A peak flow meter is used to check your child's asthma, as a thermometer is used to check a temperature. During an asthma episode the airways in the lungs become narrow and the peak flow number may be low, showing that air is not moving easily through the lungs.
Using a peak flow meter can also help you and your child's doctor:
- decide if the Asthma Action Plan is working well
- decide when to add or stop medicine
- decide when to seek emergency care
How should my child use a peak flow meter?
Be sure your child tries to do his or her best every time. The reading you see on the meter depends on your child's effort.
To use a peak flow meter your child should follow these steps:
- Place the marker at the bottom of the scale.
- Stand up or sit up.
- Take a deep breath.
- Put the meter in the mouth and close the lips around the mouthpiece. Do not put the tongue inside the hole. Do not cover the hole on the back end of the peak
flow meter when holding it.
- Blow out as hard and as fast as possible. Don't cough or huff into the peak flow meter, as this will give a false reading.
- Write down the number from the meter.
- Repeat steps 1 through 6 two more times.
- Write the best (highest) of the 3 numbers in your child's peak flow diary every day, or as instructed by the doctor.
What should my child's peak flow number be?
Your child's number can be determined from predicted normal peak flow values for people of the same age and height. See the chart at the end of this sheet for average peak flows for healthy children and teenagers.
Your health care professional can also determine your child's peak flow number based on a personal baseline. In this case your doctor will work with you to determine the peak flow numbers.
How does the peak flow zone system work?
Once you know your child's predicted peak flow number, the doctor can use it to help put together an Asthma Action Plan. (See Asthma Action Plan.) The peak flow numbers on the Asthma Action Plan are set up like a traffic light. This will help you know what to do when your child's peak flow number changes.
Green Zone (80 to 100 percent of your child's predicted number) signals all clear. Your child is able to do usual activities and sleep without asthma symptoms such as cough, wheeze, shortness of breath, or chest tightness. Follow the Green Zone plan.
Yellow Zone (50 to 80 percent of your child's predicted number) signals caution. Your child has warning signs of an asthma episode that may include cough, wheeze, shortness of breath, chest tightness, or runny nose. Your child may have trouble sleeping through the night. Follow the Yellow Zone plan.
Red Zone (less than 50 percent of your child's predicted number) signals an emergency. Your child may have signs of difficult breathing, retractions (skin sucking in with each breath), trouble walking or talking, or the medicines may not be working. Follow the Red Zone plan.
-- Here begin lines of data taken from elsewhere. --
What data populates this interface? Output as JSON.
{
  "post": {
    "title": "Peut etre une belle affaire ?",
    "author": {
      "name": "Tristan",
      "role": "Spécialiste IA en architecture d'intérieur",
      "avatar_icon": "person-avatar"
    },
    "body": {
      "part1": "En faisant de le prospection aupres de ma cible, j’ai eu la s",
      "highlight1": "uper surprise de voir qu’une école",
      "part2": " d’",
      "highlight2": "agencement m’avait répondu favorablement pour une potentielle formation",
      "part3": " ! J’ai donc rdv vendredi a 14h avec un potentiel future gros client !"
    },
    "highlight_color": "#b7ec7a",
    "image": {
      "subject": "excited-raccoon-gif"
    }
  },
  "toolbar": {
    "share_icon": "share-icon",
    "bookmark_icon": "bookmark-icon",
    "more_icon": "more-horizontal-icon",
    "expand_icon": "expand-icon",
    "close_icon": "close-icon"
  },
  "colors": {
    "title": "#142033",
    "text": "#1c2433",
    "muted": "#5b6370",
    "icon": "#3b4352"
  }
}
When should I call the clinic?
- Your child is in the Yellow Zone for more than 12 to 24 hours.
- Symptoms are getting worse.
- Your child is in the Red Zone.
When should I call 911?
- Your child is having trouble walking or talking.
- Your child's fingernails or lips are blue or gray.
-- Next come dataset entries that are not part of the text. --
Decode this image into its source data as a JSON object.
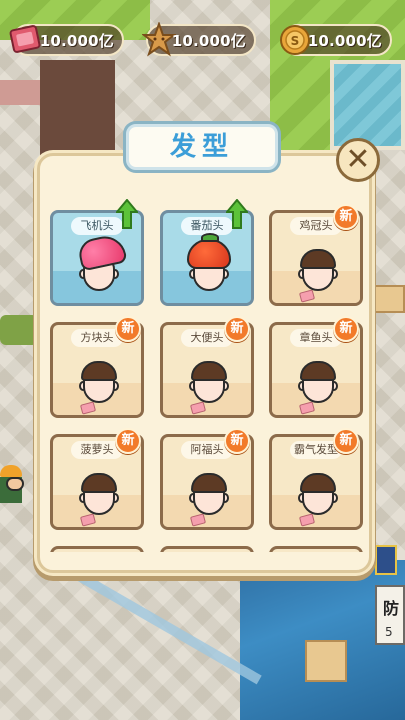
{
  "currency": [
    {
      "icon": "ticket-icon",
      "value": "10.000亿"
    },
    {
      "icon": "star-cookie-icon",
      "value": "10.000亿"
    },
    {
      "icon": "coin-icon",
      "value": "10.000亿"
    }
  ],
  "modal": {
    "title": "发型",
    "close_icon": "close-icon"
  },
  "hairstyles": [
    {
      "name": "飞机头",
      "state": "owned",
      "badge": "upgrade-arrow"
    },
    {
      "name": "番茄头",
      "state": "owned",
      "badge": "upgrade-arrow"
    },
    {
      "name": "鸡冠头",
      "state": "locked",
      "badge": "新"
    },
    {
      "name": "方块头",
      "state": "locked",
      "badge": "新"
    },
    {
      "name": "大便头",
      "state": "locked",
      "badge": "新"
    },
    {
      "name": "章鱼头",
      "state": "locked",
      "badge": "新"
    },
    {
      "name": "菠萝头",
      "state": "locked",
      "badge": "新"
    },
    {
      "name": "阿福头",
      "state": "locked",
      "badge": "新"
    },
    {
      "name": "霸气发型",
      "state": "locked",
      "badge": "新"
    }
  ],
  "background": {
    "sign_char": "防",
    "sign_num": "5"
  },
  "colors": {
    "title_text": "#3c9ed8",
    "new_badge": "#f27a2a",
    "upgrade_arrow": "#5cc23a",
    "owned_card": "#a9dbe8"
  }
}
- You are worried about how your child will get through the next 30 minutes.
- Your child stops breathing.
This is not specific to your child but provides general information. If you have any questions, please call the clinic.
Average peak flow rate for healthy children and teenagers
All tables are averages based on tests with a large number of people, and should be used as a guide only. Peak flows vary with the type of meter used.
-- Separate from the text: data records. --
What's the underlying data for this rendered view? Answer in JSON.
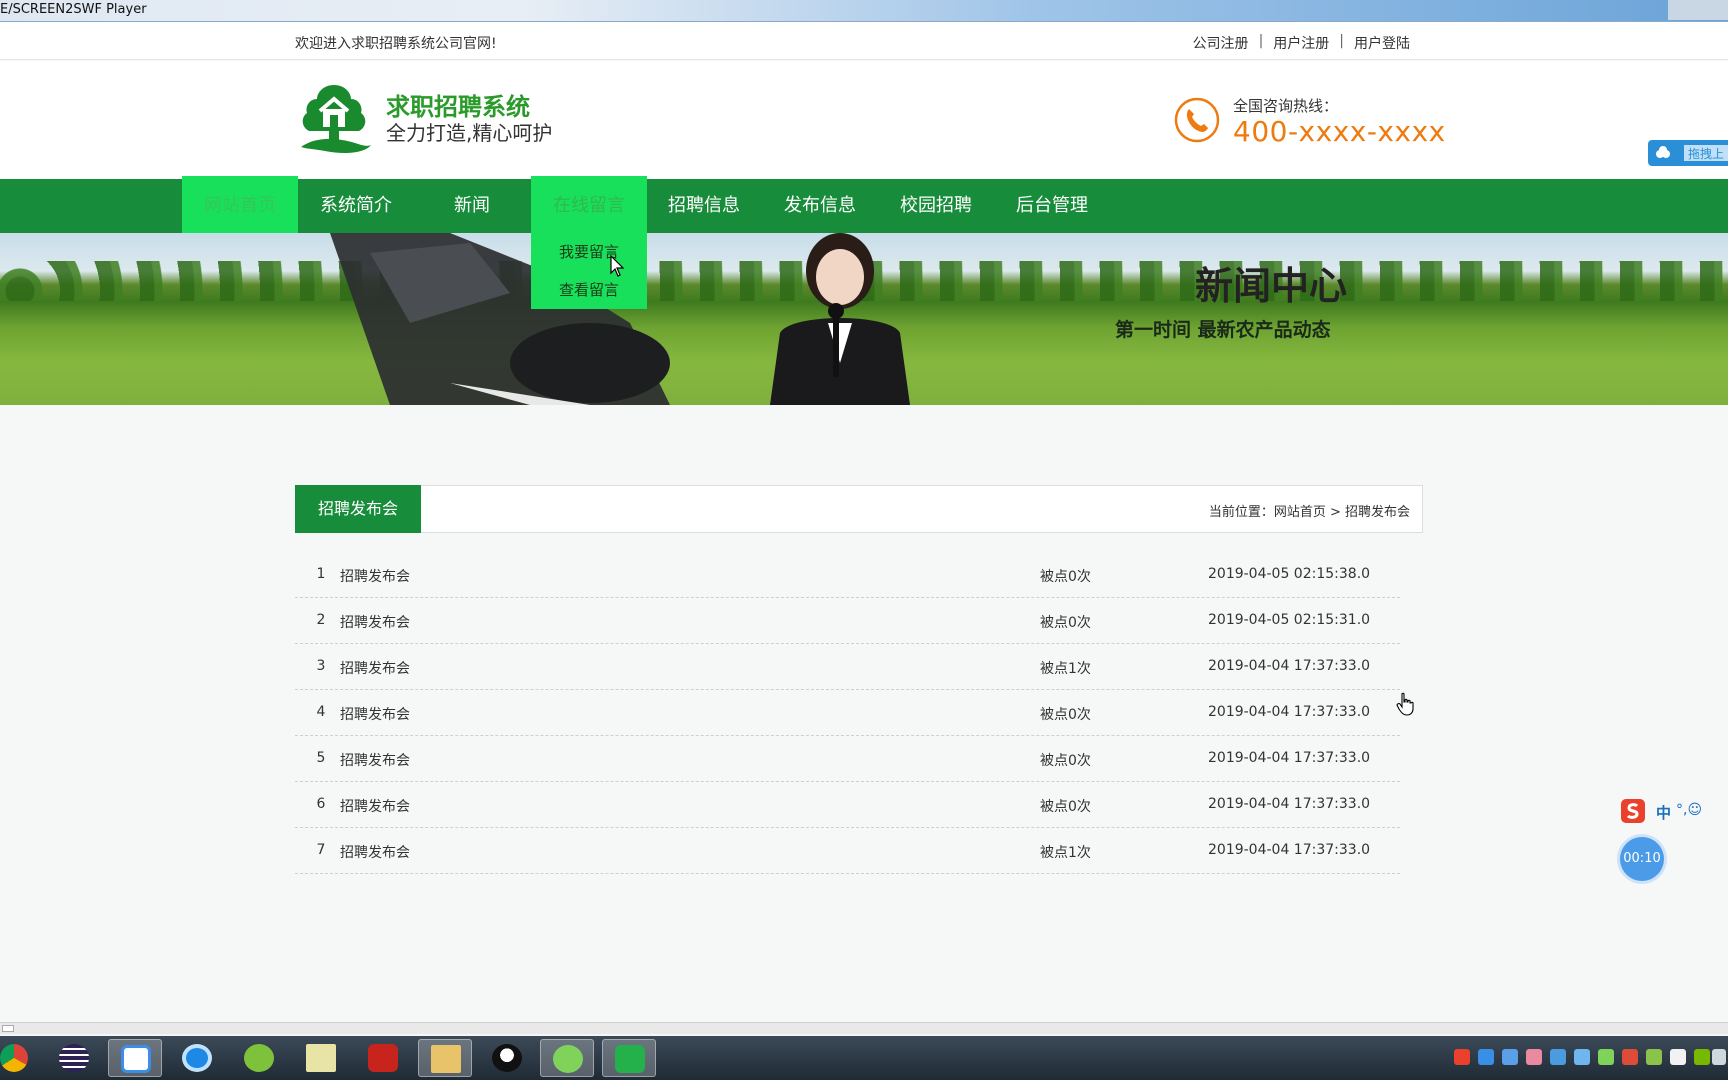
{
  "window": {
    "title": "E/SCREEN2SWF Player"
  },
  "topbar": {
    "welcome": "欢迎进入求职招聘系统公司官网!",
    "links": [
      "公司注册",
      "用户注册",
      "用户登陆"
    ],
    "separator": "|"
  },
  "header": {
    "site_title": "求职招聘系统",
    "slogan": "全力打造,精心呵护",
    "hotline_label": "全国咨询热线：",
    "hotline_number": "400-xxxx-xxxx"
  },
  "side_tab": {
    "label": "拖拽上"
  },
  "nav": {
    "items": [
      {
        "label": "网站首页",
        "state": "active"
      },
      {
        "label": "系统简介",
        "state": "normal"
      },
      {
        "label": "新闻",
        "state": "normal"
      },
      {
        "label": "在线留言",
        "state": "hover"
      },
      {
        "label": "招聘信息",
        "state": "normal"
      },
      {
        "label": "发布信息",
        "state": "normal"
      },
      {
        "label": "校园招聘",
        "state": "normal"
      },
      {
        "label": "后台管理",
        "state": "normal"
      }
    ],
    "dropdown": [
      "我要留言",
      "查看留言"
    ]
  },
  "banner": {
    "title": "新闻中心",
    "subtitle": "第一时间  最新农产品动态"
  },
  "section": {
    "tab_label": "招聘发布会",
    "breadcrumb": "当前位置：网站首页 > 招聘发布会"
  },
  "list": [
    {
      "index": "1",
      "title": "招聘发布会",
      "clicks": "被点0次",
      "date": "2019-04-05 02:15:38.0"
    },
    {
      "index": "2",
      "title": "招聘发布会",
      "clicks": "被点0次",
      "date": "2019-04-05 02:15:31.0"
    },
    {
      "index": "3",
      "title": "招聘发布会",
      "clicks": "被点1次",
      "date": "2019-04-04 17:37:33.0"
    },
    {
      "index": "4",
      "title": "招聘发布会",
      "clicks": "被点0次",
      "date": "2019-04-04 17:37:33.0"
    },
    {
      "index": "5",
      "title": "招聘发布会",
      "clicks": "被点0次",
      "date": "2019-04-04 17:37:33.0"
    },
    {
      "index": "6",
      "title": "招聘发布会",
      "clicks": "被点0次",
      "date": "2019-04-04 17:37:33.0"
    },
    {
      "index": "7",
      "title": "招聘发布会",
      "clicks": "被点1次",
      "date": "2019-04-04 17:37:33.0"
    }
  ],
  "ime": {
    "mode": "中",
    "extras": "°,☺"
  },
  "timer": {
    "text": "00:10"
  },
  "taskbar": {
    "apps": [
      "chrome-icon",
      "eclipse-icon",
      "baidu-netdisk-icon",
      "qq-browser-icon",
      "360-icon",
      "notepad-icon",
      "flash-icon",
      "explorer-icon",
      "qq-icon",
      "wechat-icon",
      "screen2swf-icon"
    ]
  },
  "colors": {
    "nav_green": "#178c3a",
    "active_green": "#19e05a",
    "hotline_orange": "#ee7a10",
    "title_green": "#2a9a2a"
  }
}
|Height in inches||Average peak flow||
of average peak flow
less than 50%
of average peak flow
|43||147||74 - 118||< 74|
|44||160||80 - 128||< 80|
|45||173||87 - 139||< 87|
|46||187||94 - 150||< 94|
|47||200||100 - 160||< 100|
|48||214||107 - 171||< 107|
|49||227||114 - 182||< 114|
|50||240||120 - 192||< 120|
|51||254||127 - 203||< 127|
|52||267||134 - 214||< 134|
|53||280||140 - 224||< 140|
|54||293||147 - 234||< 147|
|55||307||154 - 246||< 154|
|56||320||160 - 256||< 160|
|57||334||167 - 267||< 167|
|58||347||174 - 278||< 174|
|59||360||180 - 288||< 180|
|60||373||187 - 298||< 187|
|61||387||194 - 310||< 194|
|62||400||200 - 320||< 200|
|63||413||207 - 330||< 207|
|64||427||214 - 342||< 214|
|65||440||220 - 352||< 220|
|66||454||227 - 363||< 227|
Source: Polgar, G. and Promadht, V.: Pulmonary Function Testing in Children: Techniques and Standards, Philadelphia, WB Saunders Company, 1979.
Children's Hospitals and Clinics of Minnesota
ast reviewed 8/2015 © Copyright
This page is not specific to your child, but provides general information on the topic above. If you have any questions, please call your clinic. For more reading material about this and other health topics, please call or visit Children's Minnesota Family Resource Center library, or visit www.childrensmn.org/educationmaterials.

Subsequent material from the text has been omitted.